Within the sub-markets of Sonoma County, the tony touristy town of Sonoma laid claim to the greatest advance year-over-year as it surged ahead 27 percent registering an average sold value for a single-family home at $1035psf – the first time any region within the county has crossed this threshold. This last month found Windsor as a runner-up with values having soared 17 percent more than a year earlier to $538psf.

Still touting double digit gains, Southeast Santa Rosa captured a 13 percent jump to $487psf while our splendid senior community, Oakmont, rallied 10 percent to $431psf. Coming in on those coat tails, Healdsburg caught a nine percent tailwind from a year earlier to settle at $768psf. In a three-way tie - accelerating seven percent - were Sebastopol, Petaluma’s Eastside and Cloverdale reporting closing values at $649psf, $491psf and $388psf, respectively.

With prices propelling upwards of six percent, Northwest Santa Rosa closed the period at $471psf while Cotati and Rohnert Park delivered five percent more than twelve months earlier at $407psf. Staying this side of positive, Petaluma’s Westside edged ahead four percent to $600psf.

Wrapping up October, Southwest Santa Rosa relinquished three percent to close the month at $378psf while the Russian River region gave back 12 percent with sales going out the door at $476psf. In the cellar this month, our glorious Coastal market saw closing prices retreat 15 percent to $694psf.

Some would be shocked to see the metrics above showing positive, this is testament to just how much we have really risen over the last three years even after conceding nine percent from peak pricing levels achieved six months ago.
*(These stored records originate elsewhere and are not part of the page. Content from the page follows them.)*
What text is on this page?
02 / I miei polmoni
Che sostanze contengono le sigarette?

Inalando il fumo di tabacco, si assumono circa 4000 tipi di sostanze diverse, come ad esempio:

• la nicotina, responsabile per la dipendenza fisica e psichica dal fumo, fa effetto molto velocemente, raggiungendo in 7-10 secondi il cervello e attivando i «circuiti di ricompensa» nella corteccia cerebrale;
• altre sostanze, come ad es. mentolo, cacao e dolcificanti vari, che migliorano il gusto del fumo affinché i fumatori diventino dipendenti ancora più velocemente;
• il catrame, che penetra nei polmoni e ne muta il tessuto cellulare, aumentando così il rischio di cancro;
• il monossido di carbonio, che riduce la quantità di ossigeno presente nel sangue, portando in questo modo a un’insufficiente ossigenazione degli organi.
Along with this value concession we have absorbed, the Federal Reserve is identifying that it may take a less aggressive approach to further interest rate increases as new economic data continues to role in favorably to that conscious change of sentiment.

We anticipate a continuance of sparse inventory levels which, by the nature of supply and demand principles, will retard more immense erosion in prices. This is not to say that values will not creep further down before finding their buoyancy levels and rising again, though it does intimate that there is a window of opportunity for buyers as our markets find their balance.